Es schreibt: Václav Maidl
(17. 3. 2021)Obwohl ich von den sieben deutschsprachigen Ausgaben von Severins Gang in die Finsternis, die im letzten Jahrzehnt erschienen und die ich im Internet registriert habe, nur zwei in der Hand hielt (das hier rezensierte Buch und die 2015 im Verlag Edition Atelier von Thomas Ballhausen vorbereitete Ausgabe), darf ich m. E. einleitend gleich erklären, dass die vorliegende Ausgabe des Titels im Vitalis-Verlag alle anderen sowohl hinsichtlich ihrer Gestaltung, als auch in Bezug auf die Begleittexte, für die die sorgfältigen Herausgeber Julia Hadwiger und Di(e)rk O. Hoffmann verantwortlich zeichnen, übertrifft. Während es einigen Verlagen offenbar nur um den bloßen Textnachdruck ging (in Holzingers Berliner Createspare Independent Publishing Plattform wurde der Text auf bloße 68 Seiten gedrängt und die Kindle Edition im Good Press Verlag umfasst 77 Seiten), in der Prager Ausgabe nehmen allein die Begleittexte und Illustrationen bereits 90 Seiten vom gesamten Buchumfang mit 200 Seiten ein. Das Seitenformat ist begreiflicherweise kein exakter Maßstab, der Satz kann angesichts des Zeilenabstands und der Schriftgröße jeweils unterschiedlich ausfallen, die oben erwähnten Ausmaße zeugen allerdings von der Absicht der Herausgeber und des Verlegers, Paul Leppin als Autor und Persönlichkeit im Kontext der Zeit, in der er lebte, vorzustellen, literarische Zusammenhänge hervorzuheben, u. a. auch die Topographie des bereits verlorengegangenen, in Leppins Roman allerdings lebendig dargestellten Prag (es handelt sich natürlich hierbei um keinen Stadtführer durch das historische Prag). Lapidar zusammengefasst: eine präzise geleistete Arbeit (Di/e/rk O. Hoffmann widmete der Erforschung von Leppins Werk übrigens ein halbes Jahrhundert seines Lebens).

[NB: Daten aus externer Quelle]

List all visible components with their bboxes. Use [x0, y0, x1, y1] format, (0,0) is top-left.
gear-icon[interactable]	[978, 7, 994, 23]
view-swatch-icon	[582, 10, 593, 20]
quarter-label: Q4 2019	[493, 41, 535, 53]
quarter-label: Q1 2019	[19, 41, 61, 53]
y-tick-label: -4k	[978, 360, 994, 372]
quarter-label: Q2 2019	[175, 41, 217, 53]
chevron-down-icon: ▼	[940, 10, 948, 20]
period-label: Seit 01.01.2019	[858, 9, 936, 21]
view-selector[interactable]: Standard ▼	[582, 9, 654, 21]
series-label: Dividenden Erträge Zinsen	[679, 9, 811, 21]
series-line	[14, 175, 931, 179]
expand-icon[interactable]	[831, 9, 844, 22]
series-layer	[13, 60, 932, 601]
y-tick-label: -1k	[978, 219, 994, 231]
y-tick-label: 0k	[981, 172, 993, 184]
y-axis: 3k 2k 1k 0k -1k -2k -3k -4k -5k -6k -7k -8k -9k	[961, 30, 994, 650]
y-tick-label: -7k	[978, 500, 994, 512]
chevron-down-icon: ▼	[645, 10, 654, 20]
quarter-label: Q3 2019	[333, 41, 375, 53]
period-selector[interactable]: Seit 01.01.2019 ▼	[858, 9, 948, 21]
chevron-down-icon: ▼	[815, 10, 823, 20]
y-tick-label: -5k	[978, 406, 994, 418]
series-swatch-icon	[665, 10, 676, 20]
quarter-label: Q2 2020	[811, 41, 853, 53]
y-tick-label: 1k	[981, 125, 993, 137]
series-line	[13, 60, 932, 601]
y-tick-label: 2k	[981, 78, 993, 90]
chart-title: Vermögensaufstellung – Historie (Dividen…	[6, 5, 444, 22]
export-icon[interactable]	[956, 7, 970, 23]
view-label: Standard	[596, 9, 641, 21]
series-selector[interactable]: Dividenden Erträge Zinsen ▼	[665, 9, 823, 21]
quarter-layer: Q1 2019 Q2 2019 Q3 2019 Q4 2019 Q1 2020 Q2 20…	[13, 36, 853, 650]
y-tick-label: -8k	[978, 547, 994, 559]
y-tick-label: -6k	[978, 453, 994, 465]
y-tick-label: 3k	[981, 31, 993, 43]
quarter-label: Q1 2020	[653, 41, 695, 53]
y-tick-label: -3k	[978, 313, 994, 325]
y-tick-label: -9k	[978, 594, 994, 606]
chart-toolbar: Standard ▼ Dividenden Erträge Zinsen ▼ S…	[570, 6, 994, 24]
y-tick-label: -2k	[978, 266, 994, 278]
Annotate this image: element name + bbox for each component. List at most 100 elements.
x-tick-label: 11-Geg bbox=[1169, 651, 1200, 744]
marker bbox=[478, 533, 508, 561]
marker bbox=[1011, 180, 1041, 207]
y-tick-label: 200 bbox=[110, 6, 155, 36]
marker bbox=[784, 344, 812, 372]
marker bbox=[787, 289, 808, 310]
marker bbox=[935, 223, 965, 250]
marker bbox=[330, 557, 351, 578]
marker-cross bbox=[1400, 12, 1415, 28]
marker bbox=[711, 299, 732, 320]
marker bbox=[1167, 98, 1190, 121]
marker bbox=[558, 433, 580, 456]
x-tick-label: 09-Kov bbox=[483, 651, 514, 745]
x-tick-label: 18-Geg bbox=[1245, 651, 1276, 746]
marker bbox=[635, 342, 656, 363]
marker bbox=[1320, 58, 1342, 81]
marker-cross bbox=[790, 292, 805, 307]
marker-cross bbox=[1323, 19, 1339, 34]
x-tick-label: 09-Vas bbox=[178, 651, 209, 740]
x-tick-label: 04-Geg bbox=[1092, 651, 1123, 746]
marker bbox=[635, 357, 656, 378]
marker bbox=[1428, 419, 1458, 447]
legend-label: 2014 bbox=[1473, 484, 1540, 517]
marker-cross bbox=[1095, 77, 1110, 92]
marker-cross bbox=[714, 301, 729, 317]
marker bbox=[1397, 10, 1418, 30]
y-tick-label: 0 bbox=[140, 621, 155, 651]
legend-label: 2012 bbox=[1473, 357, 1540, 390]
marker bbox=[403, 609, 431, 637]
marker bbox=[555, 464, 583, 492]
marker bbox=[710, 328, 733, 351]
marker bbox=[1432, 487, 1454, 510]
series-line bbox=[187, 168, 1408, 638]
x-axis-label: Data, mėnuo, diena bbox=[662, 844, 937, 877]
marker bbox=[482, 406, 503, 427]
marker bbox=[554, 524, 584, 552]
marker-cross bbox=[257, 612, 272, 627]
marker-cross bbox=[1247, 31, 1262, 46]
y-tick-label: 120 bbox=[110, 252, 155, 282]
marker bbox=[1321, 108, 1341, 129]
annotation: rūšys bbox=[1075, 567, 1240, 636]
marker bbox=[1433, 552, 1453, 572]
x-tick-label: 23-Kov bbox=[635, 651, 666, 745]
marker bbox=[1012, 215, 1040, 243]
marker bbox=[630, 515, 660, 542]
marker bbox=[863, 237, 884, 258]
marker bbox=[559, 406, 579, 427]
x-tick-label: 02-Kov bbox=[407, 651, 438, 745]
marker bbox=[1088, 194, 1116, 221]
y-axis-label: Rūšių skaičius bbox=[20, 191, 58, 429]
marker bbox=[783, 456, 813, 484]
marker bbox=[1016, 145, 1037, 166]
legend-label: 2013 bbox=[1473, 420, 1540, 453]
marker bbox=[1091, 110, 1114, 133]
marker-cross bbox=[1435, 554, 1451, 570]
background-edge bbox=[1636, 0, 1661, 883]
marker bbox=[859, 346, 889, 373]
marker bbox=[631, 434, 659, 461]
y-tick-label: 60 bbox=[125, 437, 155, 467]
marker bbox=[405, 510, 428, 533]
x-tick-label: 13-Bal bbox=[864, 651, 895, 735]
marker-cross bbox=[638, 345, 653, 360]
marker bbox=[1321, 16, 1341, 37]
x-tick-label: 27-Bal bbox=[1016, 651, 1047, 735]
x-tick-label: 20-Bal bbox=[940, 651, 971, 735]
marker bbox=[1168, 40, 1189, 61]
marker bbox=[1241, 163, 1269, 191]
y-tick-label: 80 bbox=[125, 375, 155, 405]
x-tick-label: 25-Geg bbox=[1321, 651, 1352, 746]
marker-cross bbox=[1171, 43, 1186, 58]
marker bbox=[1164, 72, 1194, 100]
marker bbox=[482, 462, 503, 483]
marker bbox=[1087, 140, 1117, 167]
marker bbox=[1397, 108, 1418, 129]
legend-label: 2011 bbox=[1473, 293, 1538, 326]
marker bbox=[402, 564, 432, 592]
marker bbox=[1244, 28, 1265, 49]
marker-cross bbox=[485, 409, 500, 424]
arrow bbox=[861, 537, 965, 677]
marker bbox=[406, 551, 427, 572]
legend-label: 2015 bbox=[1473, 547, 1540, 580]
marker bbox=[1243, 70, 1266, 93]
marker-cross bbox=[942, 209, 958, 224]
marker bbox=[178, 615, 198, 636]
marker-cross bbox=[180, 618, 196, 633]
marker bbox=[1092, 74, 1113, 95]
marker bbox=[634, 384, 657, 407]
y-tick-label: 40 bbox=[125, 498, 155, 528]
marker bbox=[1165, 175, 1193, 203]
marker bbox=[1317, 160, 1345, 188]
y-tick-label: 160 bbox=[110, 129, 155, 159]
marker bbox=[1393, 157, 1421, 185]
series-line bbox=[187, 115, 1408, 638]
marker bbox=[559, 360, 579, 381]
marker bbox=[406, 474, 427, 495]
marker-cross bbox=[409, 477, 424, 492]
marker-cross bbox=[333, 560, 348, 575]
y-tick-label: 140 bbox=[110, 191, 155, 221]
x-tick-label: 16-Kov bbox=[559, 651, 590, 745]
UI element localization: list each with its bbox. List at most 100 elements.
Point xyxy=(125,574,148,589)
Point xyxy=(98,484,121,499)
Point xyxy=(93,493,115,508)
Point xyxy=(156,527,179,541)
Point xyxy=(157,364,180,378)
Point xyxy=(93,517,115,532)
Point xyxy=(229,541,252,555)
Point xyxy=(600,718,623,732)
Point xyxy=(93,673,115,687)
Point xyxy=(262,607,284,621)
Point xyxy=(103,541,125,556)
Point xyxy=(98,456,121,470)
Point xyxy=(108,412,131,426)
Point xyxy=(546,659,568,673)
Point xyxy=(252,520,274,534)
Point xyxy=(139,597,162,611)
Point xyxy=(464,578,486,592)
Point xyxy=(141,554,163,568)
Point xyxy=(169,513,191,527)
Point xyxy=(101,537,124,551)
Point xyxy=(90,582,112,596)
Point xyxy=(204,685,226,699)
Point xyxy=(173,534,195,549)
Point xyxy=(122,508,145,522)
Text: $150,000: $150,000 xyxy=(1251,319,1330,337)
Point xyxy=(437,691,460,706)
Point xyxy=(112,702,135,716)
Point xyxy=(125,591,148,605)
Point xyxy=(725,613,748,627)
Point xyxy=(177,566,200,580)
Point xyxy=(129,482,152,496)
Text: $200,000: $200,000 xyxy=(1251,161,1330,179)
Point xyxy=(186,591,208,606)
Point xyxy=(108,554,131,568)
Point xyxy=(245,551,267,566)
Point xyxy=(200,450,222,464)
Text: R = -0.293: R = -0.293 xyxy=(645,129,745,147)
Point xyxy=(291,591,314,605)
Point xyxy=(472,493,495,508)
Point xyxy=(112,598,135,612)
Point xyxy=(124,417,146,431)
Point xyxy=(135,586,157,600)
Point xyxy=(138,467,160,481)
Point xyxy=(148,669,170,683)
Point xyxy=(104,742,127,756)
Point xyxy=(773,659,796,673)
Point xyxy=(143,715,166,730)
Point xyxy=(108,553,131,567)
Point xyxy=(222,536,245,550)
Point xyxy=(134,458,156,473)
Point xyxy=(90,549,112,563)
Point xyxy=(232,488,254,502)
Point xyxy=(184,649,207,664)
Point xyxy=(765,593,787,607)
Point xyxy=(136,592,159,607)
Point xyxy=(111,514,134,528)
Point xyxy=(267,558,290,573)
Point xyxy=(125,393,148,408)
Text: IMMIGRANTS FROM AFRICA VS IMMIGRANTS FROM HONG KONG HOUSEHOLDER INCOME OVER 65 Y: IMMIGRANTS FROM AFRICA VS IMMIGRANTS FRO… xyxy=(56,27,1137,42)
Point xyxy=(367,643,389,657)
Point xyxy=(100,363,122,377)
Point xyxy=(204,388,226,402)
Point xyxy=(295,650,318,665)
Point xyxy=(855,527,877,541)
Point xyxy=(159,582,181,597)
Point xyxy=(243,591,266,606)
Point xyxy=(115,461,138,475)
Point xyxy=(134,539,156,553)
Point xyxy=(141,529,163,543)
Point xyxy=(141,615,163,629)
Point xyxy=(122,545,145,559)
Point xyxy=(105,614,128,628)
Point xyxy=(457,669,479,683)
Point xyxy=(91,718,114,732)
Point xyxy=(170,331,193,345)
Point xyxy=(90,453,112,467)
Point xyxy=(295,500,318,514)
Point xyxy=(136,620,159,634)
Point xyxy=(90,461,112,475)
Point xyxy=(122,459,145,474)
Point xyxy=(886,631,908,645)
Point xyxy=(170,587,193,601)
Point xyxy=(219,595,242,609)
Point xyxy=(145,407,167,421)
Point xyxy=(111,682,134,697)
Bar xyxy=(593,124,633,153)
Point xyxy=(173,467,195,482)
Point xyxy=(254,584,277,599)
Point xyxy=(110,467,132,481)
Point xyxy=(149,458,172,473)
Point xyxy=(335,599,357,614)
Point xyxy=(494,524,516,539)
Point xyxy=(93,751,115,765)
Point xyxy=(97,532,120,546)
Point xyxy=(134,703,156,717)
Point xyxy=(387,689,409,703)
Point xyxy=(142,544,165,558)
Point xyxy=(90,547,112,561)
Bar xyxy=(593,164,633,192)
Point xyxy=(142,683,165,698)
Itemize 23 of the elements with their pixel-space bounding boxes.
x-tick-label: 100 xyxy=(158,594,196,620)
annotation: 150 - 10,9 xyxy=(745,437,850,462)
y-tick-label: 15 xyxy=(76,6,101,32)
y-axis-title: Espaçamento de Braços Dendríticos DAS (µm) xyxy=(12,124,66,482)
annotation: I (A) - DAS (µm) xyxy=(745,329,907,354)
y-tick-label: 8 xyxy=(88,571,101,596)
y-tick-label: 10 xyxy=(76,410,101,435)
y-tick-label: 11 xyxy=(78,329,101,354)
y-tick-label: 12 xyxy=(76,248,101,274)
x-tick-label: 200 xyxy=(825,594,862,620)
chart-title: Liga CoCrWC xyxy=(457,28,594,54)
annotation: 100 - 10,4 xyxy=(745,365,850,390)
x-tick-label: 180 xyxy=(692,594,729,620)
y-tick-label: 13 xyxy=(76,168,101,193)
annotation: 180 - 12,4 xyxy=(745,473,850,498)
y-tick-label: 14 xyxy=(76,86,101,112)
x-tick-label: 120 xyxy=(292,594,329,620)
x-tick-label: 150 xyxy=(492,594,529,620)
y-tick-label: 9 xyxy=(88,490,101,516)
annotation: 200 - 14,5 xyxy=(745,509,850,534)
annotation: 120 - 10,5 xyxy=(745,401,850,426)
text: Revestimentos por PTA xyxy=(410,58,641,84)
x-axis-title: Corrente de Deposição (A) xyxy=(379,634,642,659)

Auch Thomas Ballhausen versah seine Ausgabe mit einem Nachwort, das davon zeugt, dass Ballhausen recht gut über den Dichter und das Netzwerk der Prager Autoren informiert ist (auch er zitierte Otto Picks Gedicht Paul Leppin, im Unterschied zu der Vitalis-Ausgabe, die den vollständigen Text bringt, erwähnt er nur den ersten Vierzeiler zur Illustrierung). Er konzentriert sich v. a. auf die Deutung der Severin-Figur und geht diesbezüglich von der gleichen inneren Spannung zwischen dem nüchternen, mit monotoner Büroarbeit gefüllten Alltag und dem Trubel des Nachtlebens aus, welche sowohl der Autor als auch seine Figur erlebten. (Eine ähnliche Spannung zwischen der zivilen bürgerlichen, von Berufspflichten getragenen Existenz einerseits und den freien, dem Werk gewidmeten Momenten findet sich allerdings bei vielen, wenn nicht allen Autoren – sei etwa an das illustrative Beispiel Kafkas erinnert, von den älteren tschechischen Zeitgenossen etwa an Petr Bezruč, von jüngeren etwa an Jaroslav Havlíček, abgesehen von einer ganzen Reihe prominenter tschechischer Literaten, die ihren Lebensunterhalt als Lehrer verdienten, etwa Jirásek und Sládek, ich erinnere nur daran, dass die Renten der erwähnten Autoren, genauso wie die eines Klostermann oder Heyduk, sich von der Anzahl der Dienstjahre herleiten, nicht von ihren literarischen Werken.) Das Nachwort zu dem Buch, das als erster Band die Bücherreihe Bibliothek der Nacht 2015 einleitete, legt nahe, dass Ballhausen diejenigen Aspekte bevorzugt, die mit dem ambivalenten Sinn des Titels Severins Gang in die Finsternis übereinstimmen. Daher auch wohl die flüchtige, jedoch unabdingbare Erwähnung der „bildhaften Sprache“, die der Darstellung der vielfältigen Stadtatmosphäre diene, insbesondere der nächtlichen und dunklen.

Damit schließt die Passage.